Mas eu falava do tempo, e ele, que não existe, vai passando e logo a crônica chega ao fim. O amigo Cleanto me presenteia com a gravação de uma música belíssima, que fala das coisas simples. E lá pelas tantas, diz a letra que “El amor es simples y las cosas simples las devora el tiempo”.
A imagem do tempo como um devorador é bem própria do budismo. Repare na conhecida figura da deusa de quatro braços, esposa de Shiva. Nos pés de Kali há um ratinho, que significa o tempo, o que devora as coisas. É isso um convite à nossa reflexão, pois o cristianismo também nos adverte que seremos idiotas se nos preocuparmos com o futuro. Tanto orgulho, tanta ambição, tanta sacra auri fames. Entretanto, quem garante que amanhã você acordará?

Está na carta de Tiago, capítulo 4, versículo 14: “Vós dizeis que hoje ou amanhã iremos a tal cidade, lá ficaremos um ano, negociaremos e ganharemos dinheiro. No entanto, não sabeis o que sucederá amanhã Que é a vossa vida?” E Mateus, no versículo 34 do capítulo 6 diz o mesmo: “Não vos inquieteis pelo dia de amanhã, porque o dia de amanhã cuidará de si mesmo”. E acrescenta a famosa frase, popularizada por ninguém menos do que o Renan. Falo do senador brasileiro, não do autor da Vida de Jesus. Eis a frase renaniana: “Basta a cada dia suas atribulações.” Não vos inquieteis, pois, pelo dia de amanhã; porque o dia de amanhã cuidará de si mesmo, completa o evangelista.

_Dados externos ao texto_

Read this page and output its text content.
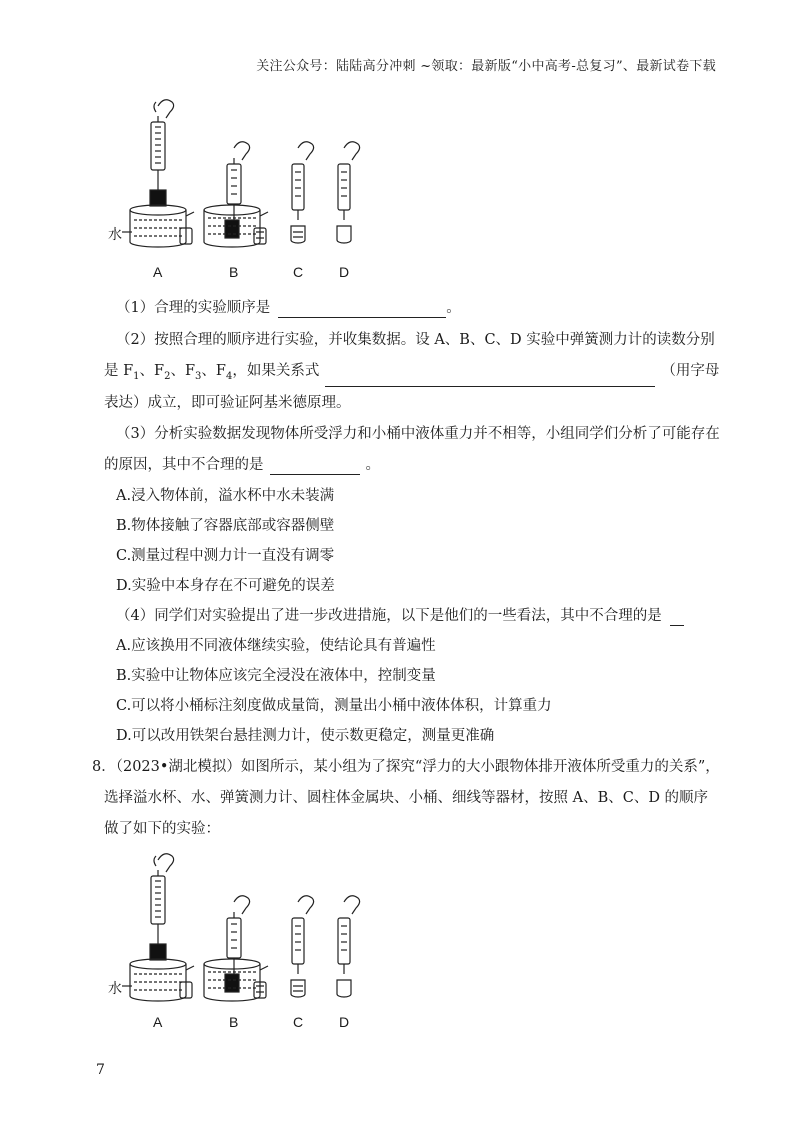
关注公众号：陆陆高分冲刺 ~领取：最新版“小中高考-总复习”、最新试卷下载
水
A	B	C	D
（1）合理的实验顺序是	。
（2）按照合理的顺序进行实验，并收集数据。设 A、B、C、D 实验中弹簧测力计的读数分别
是 $F_1$、$F_2$、$F_3$、$F_4$，如果关系式	（用字母
表达）成立，即可验证阿基米德原理。
（3）分析实验数据发现物体所受浮力和小桶中液体重力并不相等，小组同学们分析了可能存在
的原因，其中不合理的是	。
A.浸入物体前，溢水杯中水未装满
B.物体接触了容器底部或容器侧壁
C.测量过程中测力计一直没有调零
D.实验中本身存在不可避免的误差
（4）同学们对实验提出了进一步改进措施，以下是他们的一些看法，其中不合理的是
A.应该换用不同液体继续实验，使结论具有普遍性
B.实验中让物体应该完全浸没在液体中，控制变量
C.可以将小桶标注刻度做成量筒，测量出小桶中液体体积，计算重力
D.可以改用铁架台悬挂测力计，使示数更稳定，测量更准确
8．（2023•湖北模拟）如图所示，某小组为了探究“浮力的大小跟物体排开液体所受重力的关系”，
选择溢水杯、水、弹簧测力计、圆柱体金属块、小桶、细线等器材，按照 A、B、C、D 的顺序
做了如下的实验：
水
A	B	C	D
7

Tempus fugit nos dizia um belo relógio de pé situado na sala das becas do Tribunal de Alçada Criminal, uma sala curiosa cuja parede era coberta com armários individuais, cada um com o nome do respectivo juiz numa plaqueta. Quando era promovido, morria ou se aposentava alguém, a plaqueta do juiz que ocupava posição de antiguidade imediatamente inferior à dele, caminhava uma casa, passando a ocupar o local que era antes ocupado pela plaqueta do juiz agora ausente. E esse caminho da plaqueta tinha a direção da porta, junto à qual ficava o armário relativo ao juiz mais antigo na casa, a indicar que o próximo passo o levaria à rua. Ou à morte. Os dois pêndulos, de certa forma, diziam isso, naquele movimento de ir daqui para lá e vir de lá para cá. Várias vezes parei diante dele, que não sei se ainda estará lá, e indaguei dele o que ele queria dizer ao lembrar-nos disso. Ele, filosoficamente, se limitava a repetir tempus fugit, tempus fugit, tempus fugit.